Andrew considered himself lucky to still be alive and not be in jail.

After losing his job amid the Covid pandemic last year, Andrew studied a Certificate IV in youth work.

He applied for a blue card but was knocked back because of his history of indiscretions.

Andrew still hopes to be able to obtain a blue card some time, as he wants to be able to use his experiences and knowledge to help others.

Andrew felt at his lowest in April of this year when he lost his driver’s licence and had his car stolen.

“It was sort of rock bottom,” he said.

“Anything’s possible if you put your mind to it.

“It’s disheartening as well, the way the world is going.

“Everyone’s caught up in their own world. We’ve become a bit selfish.”

As for how he previously found himself going down a dark path, Andrew said: “It’s a personal decision, really. I was introduced to drugs when I was young.

“I have a bit of an addictive personality. If it makes me feel good, I want more of it.”

Andrew, nevertheless, bluntly said that drugs were bad.

“It’s a sickness. It’s not something we choose,” he said.

“It’s up to the individual as to how they want to treat it, and if they want to give up.

“I hope others who are struggling can read this and say, ‘If this guy can do it, I can do it.’”

Realising he had hurt a lot of people close to him, Andrew expressed his gratitude to his family and his partner for not giving up on him.

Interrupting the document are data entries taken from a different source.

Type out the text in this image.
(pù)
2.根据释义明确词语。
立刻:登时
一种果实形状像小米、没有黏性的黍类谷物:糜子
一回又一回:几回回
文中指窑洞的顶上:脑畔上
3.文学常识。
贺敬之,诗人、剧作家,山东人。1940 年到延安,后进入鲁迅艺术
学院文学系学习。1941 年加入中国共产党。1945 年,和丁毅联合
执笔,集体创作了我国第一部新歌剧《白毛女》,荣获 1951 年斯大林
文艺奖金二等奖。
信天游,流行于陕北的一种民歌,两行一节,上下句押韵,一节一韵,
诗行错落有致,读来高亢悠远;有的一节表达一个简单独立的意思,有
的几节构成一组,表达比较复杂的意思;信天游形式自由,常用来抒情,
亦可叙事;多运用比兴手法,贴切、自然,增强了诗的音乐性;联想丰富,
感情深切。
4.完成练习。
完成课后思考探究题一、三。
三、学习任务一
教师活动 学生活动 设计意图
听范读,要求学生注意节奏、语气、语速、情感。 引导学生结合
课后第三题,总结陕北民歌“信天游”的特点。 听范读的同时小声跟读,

“I’m starting to get my emotions back, and get back in touch with family, and repair relationships,” he said.

“It’s the complete opposite feel-good from what it used to be.”

Andrew deemed that people who hadn’t experienced drug and alcohol problems just didn’t understand how difficult life could be for someone addicted to those substances.

“People (who haven’t been in that situation) often want to push them away and avoid them,” Andrew said.

“They (people with the addiction) need people to love them and support them.”

Having sobered up more than three months ago, Andrew readily conceded that there were temptations every day but that one could reduce the temptations.

The Sandy Creek resident was pleased to say that there was light at the end of the tunnel.

“At the moment I’m extremely happy. I’m getting my life back,” he said.

“I don’t have people chasing me or looking over my shoulder.”